The US Food and Drug Administration has approved a plan to allow hospitals to place RFID tags under patients' skin, much to the chagrin of privacy advocates

Privacy advocates are outraged at the US Food and Drug Administrations' approval of using RFID chips inside humans for medical purposes.

According to Applied Digital Systems, the US-based company that makes the chips, the FDA approved its RFID chips on Wednesday for use in hospitals on humans. The approval came after a year-long review.

The VeriChip, which is about the size of a grain of rice, is designed to be injected into the fatty tissue of the arm. Using a special scanner, doctors and other hospital staff can fetch information from the chips, such as the patient's identity, their blood type and the details of their condition, in order to speed treatment.

However, for security purposes personal information is not stored on the chip. Instead the chip contains a unique number – like a barcode – that links to a medical record stored on a secure database.

But Australian privacy advocates, who were already wary about similar chips being used by retailers to help manage their supply chain, are furious that humans could be chipped and wonder how long it will be before the first Australians are implanted.

Roger Clarke, a privacy advocate who has been speaking out against RFID-type technology for more than a decade, said he was "appalled and stunned" at the naivete of both the people developing the technology and the way it is being reported in the general press.

"When I spoke about this in 1994 people said I was going to extremes and talking nonsense. Now, less than ten years later they have a commercial product. I cannot understand how naive people are," said Clarke.

Clarke has argued that although the US solution is a simple identifier chip and can only be used with the consent of the patient, it won't be long before the technology goes mainstream.

"We are always going to tag the institutionalised first -- because they are prisoners and we have power over them. But we are also going to tag grandma in the senile dementia ward," said Clarke.

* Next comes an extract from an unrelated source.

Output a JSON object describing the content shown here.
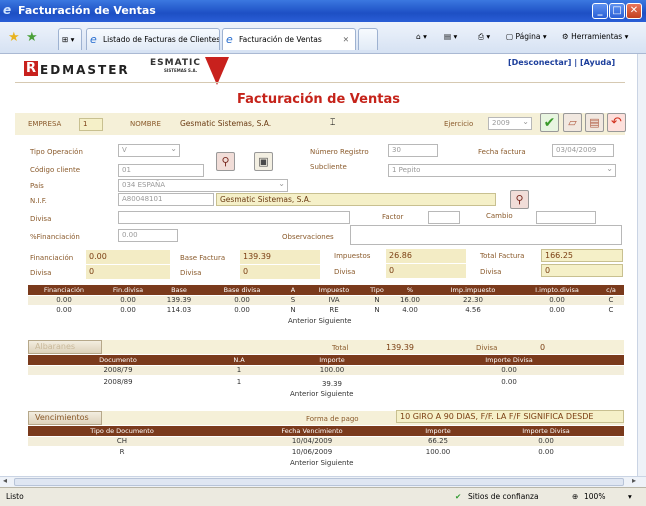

"This is a unique identifier. You will be walking down the street saying hey, this is my number, because your chip is promiscuous and it will talk to any bloody thing that wants to talk to it. It is unbelievable," Clarke added.

However, a spokesperson from the Australian Institute of Criminology (AIC), a Commonwealth statutory authority, said Australia has never electronically tagged any of its criminals and has no plans to do so in the future.

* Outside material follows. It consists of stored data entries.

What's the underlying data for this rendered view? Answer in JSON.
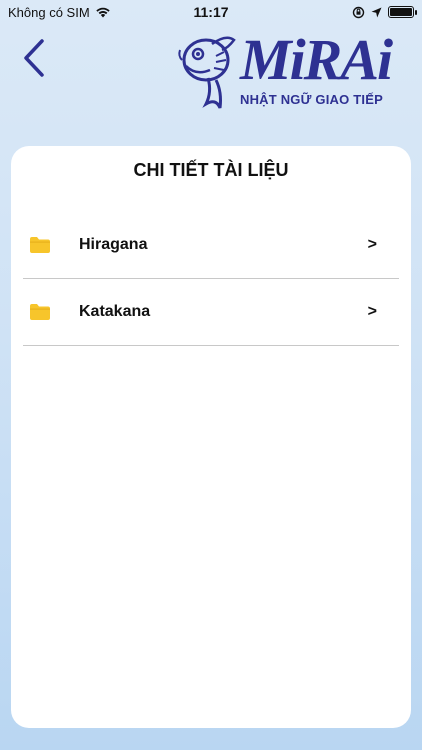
{
  "status_bar": {
    "carrier": "Không có SIM",
    "time": "11:17"
  },
  "header": {
    "back_icon": "chevron-left-icon",
    "logo": {
      "wordmark": "MiRAi",
      "tagline": "NHẬT NGỮ GIAO TIẾP",
      "color": "#2e3192"
    }
  },
  "card": {
    "title": "CHI TIẾT TÀI LIỆU",
    "items": [
      {
        "label": "Hiragana",
        "icon": "folder-icon",
        "chevron": ">"
      },
      {
        "label": "Katakana",
        "icon": "folder-icon",
        "chevron": ">"
      }
    ]
  },
  "colors": {
    "folder": "#f7c52b",
    "brand": "#2e3192",
    "background": "#cfe2f5"
  }
}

"Tagging of criminals is not even on the agenda," the spokesperson said.

Dale Clapperton, a board member for Electronic Frontiers Australia, a non-profit organisation that represents the on-line rights and freedoms of Internet users, said he is just as worried about RFID chips being used in every day objects such as driving licences and passports.

"If we went down the path of putting RFID tags into driving licenses – which has been suggested in some parts of the US -- you could have a situation where anyone with the right equipment could read information from your licence from a few metres away," Clapperton said.

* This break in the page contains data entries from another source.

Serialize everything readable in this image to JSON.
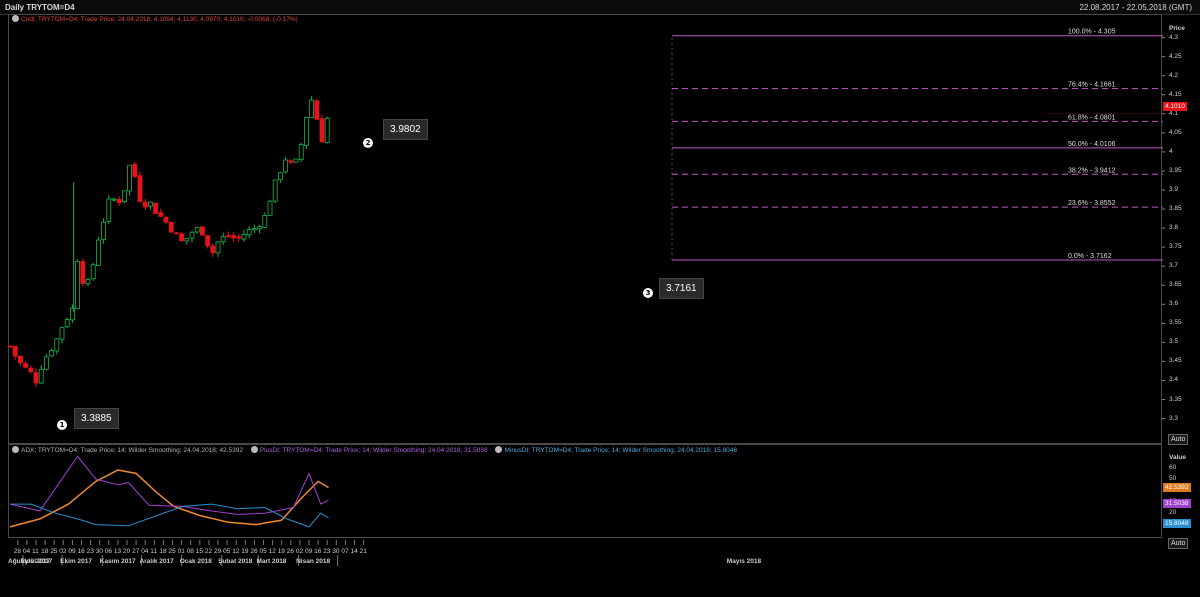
{
  "header": {
    "title": "Daily TRYTOM=D4",
    "date_range": "22.08.2017 - 22.05.2018 (GMT)"
  },
  "main_legend": "Cndl; TRYTOM=D4; Trade Price; 24.04.2018; 4.1094; 4.1130; 4.0970; 4.1010; -0.0068; (-0.17%)",
  "indicator_legends": [
    {
      "text": "ADX; TRYTOM=D4; Trade Price; 14; Wilder Smoothing; 24.04.2018; 42.5392",
      "color": "#b0b0b0"
    },
    {
      "text": "PlusDI; TRYTOM=D4; Trade Price; 14; Wilder Smoothing; 24.04.2018; 31.5038",
      "color": "#b060e0"
    },
    {
      "text": "MinusDI; TRYTOM=D4; Trade Price; 14; Wilder Smoothing; 24.04.2018; 15.8048",
      "color": "#4aa8e0"
    }
  ],
  "price_axis": {
    "title": "Price",
    "ticks": [
      "4.3",
      "4.25",
      "4.2",
      "4.15",
      "4.1",
      "4.05",
      "4",
      "3.95",
      "3.9",
      "3.85",
      "3.8",
      "3.75",
      "3.7",
      "3.65",
      "3.6",
      "3.55",
      "3.5",
      "3.45",
      "3.4",
      "3.35",
      "3.3"
    ],
    "last_price": "4.1010",
    "auto_label": "Auto"
  },
  "value_axis": {
    "title": "Value",
    "ticks": [
      "60",
      "50",
      "40",
      "30",
      "20",
      "10"
    ],
    "tags": [
      {
        "text": "42.5392",
        "color": "#e07a20"
      },
      {
        "text": "31.5038",
        "color": "#a040d0"
      },
      {
        "text": "15.8048",
        "color": "#2a90d0"
      }
    ],
    "auto_label": "Auto"
  },
  "date_axis": {
    "days": [
      "28",
      "04",
      "11",
      "18",
      "25",
      "02",
      "09",
      "16",
      "23",
      "30",
      "06",
      "13",
      "20",
      "27",
      "04",
      "11",
      "18",
      "25",
      "01",
      "08",
      "15",
      "22",
      "29",
      "05",
      "12",
      "19",
      "26",
      "05",
      "12",
      "19",
      "26",
      "02",
      "09",
      "16",
      "23",
      "30",
      "07",
      "14",
      "21"
    ],
    "months": [
      "Ağustos 2017",
      "Eylül 2017",
      "Ekim 2017",
      "Kasım 2017",
      "Aralık 2017",
      "Ocak 2018",
      "Şubat 2018",
      "Mart 2018",
      "Nisan 2018",
      "Mayıs 2018"
    ]
  },
  "fibonacci": [
    {
      "label": "100.0%",
      "value": "4.305"
    },
    {
      "label": "76.4%",
      "value": "4.1661"
    },
    {
      "label": "61.8%",
      "value": "4.0801"
    },
    {
      "label": "50.0%",
      "value": "4.0106"
    },
    {
      "label": "38.2%",
      "value": "3.9412"
    },
    {
      "label": "23.6%",
      "value": "3.8552"
    },
    {
      "label": "0.0%",
      "value": "3.7162"
    }
  ],
  "callouts": [
    {
      "marker": "1",
      "value": "3.3885"
    },
    {
      "marker": "2",
      "value": "3.9802"
    },
    {
      "marker": "3",
      "value": "3.7161"
    }
  ],
  "colors": {
    "up": "#19b34a",
    "down": "#e8121b",
    "fib": "#c45ac4",
    "adx": "#f08a30",
    "plusdi": "#a040d0",
    "minusdi": "#2a90d0"
  },
  "chart_data": {
    "type": "candlestick",
    "title": "Daily TRYTOM=D4",
    "ylabel": "Price",
    "ylim": [
      3.27,
      4.32
    ],
    "close_path": [
      [
        "2017-08-22",
        3.49
      ],
      [
        "2017-08-25",
        3.47
      ],
      [
        "2017-08-31",
        3.44
      ],
      [
        "2017-09-07",
        3.42
      ],
      [
        "2017-09-11",
        3.4
      ],
      [
        "2017-09-14",
        3.43
      ],
      [
        "2017-09-20",
        3.47
      ],
      [
        "2017-09-26",
        3.5
      ],
      [
        "2017-10-02",
        3.55
      ],
      [
        "2017-10-06",
        3.57
      ],
      [
        "2017-10-11",
        3.6
      ],
      [
        "2017-10-13",
        3.72
      ],
      [
        "2017-10-18",
        3.65
      ],
      [
        "2017-10-23",
        3.66
      ],
      [
        "2017-10-27",
        3.75
      ],
      [
        "2017-11-02",
        3.82
      ],
      [
        "2017-11-07",
        3.88
      ],
      [
        "2017-11-13",
        3.87
      ],
      [
        "2017-11-17",
        3.88
      ],
      [
        "2017-11-21",
        3.97
      ],
      [
        "2017-11-27",
        3.93
      ],
      [
        "2017-12-01",
        3.86
      ],
      [
        "2017-12-07",
        3.87
      ],
      [
        "2017-12-13",
        3.84
      ],
      [
        "2017-12-19",
        3.82
      ],
      [
        "2017-12-26",
        3.79
      ],
      [
        "2018-01-02",
        3.76
      ],
      [
        "2018-01-09",
        3.79
      ],
      [
        "2018-01-15",
        3.8
      ],
      [
        "2018-01-19",
        3.78
      ],
      [
        "2018-01-24",
        3.73
      ],
      [
        "2018-01-30",
        3.77
      ],
      [
        "2018-02-06",
        3.78
      ],
      [
        "2018-02-13",
        3.77
      ],
      [
        "2018-02-20",
        3.79
      ],
      [
        "2018-02-27",
        3.8
      ],
      [
        "2018-03-06",
        3.83
      ],
      [
        "2018-03-12",
        3.9
      ],
      [
        "2018-03-19",
        3.96
      ],
      [
        "2018-03-23",
        3.99
      ],
      [
        "2018-03-28",
        3.95
      ],
      [
        "2018-04-03",
        4.02
      ],
      [
        "2018-04-09",
        4.13
      ],
      [
        "2018-04-12",
        4.14
      ],
      [
        "2018-04-16",
        4.07
      ],
      [
        "2018-04-18",
        4.02
      ],
      [
        "2018-04-24",
        4.101
      ]
    ],
    "annotations": [
      {
        "label": "1",
        "value": 3.3885
      },
      {
        "label": "2",
        "value": 3.9802
      },
      {
        "label": "3",
        "value": 3.7161
      }
    ],
    "indicators": {
      "type": "line",
      "ylim": [
        0,
        65
      ],
      "series": [
        {
          "name": "ADX",
          "last": 42.5392,
          "values": [
            [
              "2017-08-22",
              8
            ],
            [
              "2017-09-14",
              15
            ],
            [
              "2017-10-06",
              28
            ],
            [
              "2017-10-27",
              48
            ],
            [
              "2017-11-13",
              58
            ],
            [
              "2017-11-27",
              55
            ],
            [
              "2017-12-13",
              38
            ],
            [
              "2017-12-26",
              26
            ],
            [
              "2018-01-15",
              18
            ],
            [
              "2018-02-06",
              12
            ],
            [
              "2018-02-27",
              10
            ],
            [
              "2018-03-19",
              14
            ],
            [
              "2018-04-03",
              33
            ],
            [
              "2018-04-16",
              48
            ],
            [
              "2018-04-24",
              42.5
            ]
          ]
        },
        {
          "name": "PlusDI",
          "last": 31.5038,
          "values": [
            [
              "2017-08-22",
              28
            ],
            [
              "2017-09-14",
              22
            ],
            [
              "2017-10-13",
              70
            ],
            [
              "2017-10-27",
              50
            ],
            [
              "2017-11-13",
              45
            ],
            [
              "2017-11-21",
              47
            ],
            [
              "2017-12-07",
              27
            ],
            [
              "2018-01-02",
              26
            ],
            [
              "2018-01-24",
              22
            ],
            [
              "2018-02-13",
              19
            ],
            [
              "2018-03-06",
              20
            ],
            [
              "2018-03-28",
              25
            ],
            [
              "2018-04-09",
              55
            ],
            [
              "2018-04-18",
              28
            ],
            [
              "2018-04-24",
              31.5
            ]
          ]
        },
        {
          "name": "MinusDI",
          "last": 15.8048,
          "values": [
            [
              "2017-08-22",
              28
            ],
            [
              "2017-09-07",
              28
            ],
            [
              "2017-09-26",
              20
            ],
            [
              "2017-10-13",
              15
            ],
            [
              "2017-10-27",
              10
            ],
            [
              "2017-11-21",
              9
            ],
            [
              "2017-12-13",
              18
            ],
            [
              "2018-01-02",
              26
            ],
            [
              "2018-01-24",
              28
            ],
            [
              "2018-02-13",
              24
            ],
            [
              "2018-03-06",
              25
            ],
            [
              "2018-03-23",
              15
            ],
            [
              "2018-04-09",
              8
            ],
            [
              "2018-04-18",
              20
            ],
            [
              "2018-04-24",
              15.8
            ]
          ]
        }
      ]
    }
  }
}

Any type of RFID chip – whether inserted inside the body, in a document or item of clothing – will affect an individual’s privacy, said Clarke.

David Vaile, executive director of the Baker & McKenzie Cyberspace Law and Policy Centre at the University of New South Wales, said the US Patriot Act makes it unclear exactly which information is protected and which is readily available.

In addition, he said that because RFID chips are unlikely to ever be removed once they are inserted, and RFID scanners are becoming more common, the privacy issues are spiralling out of control.

"If you jumped into boiling water you would jump right out again. But what happens when the temperature is gradually raised? This looks like another increment and the water is not cool any more -- it is actually getting quite warm," said Vaile.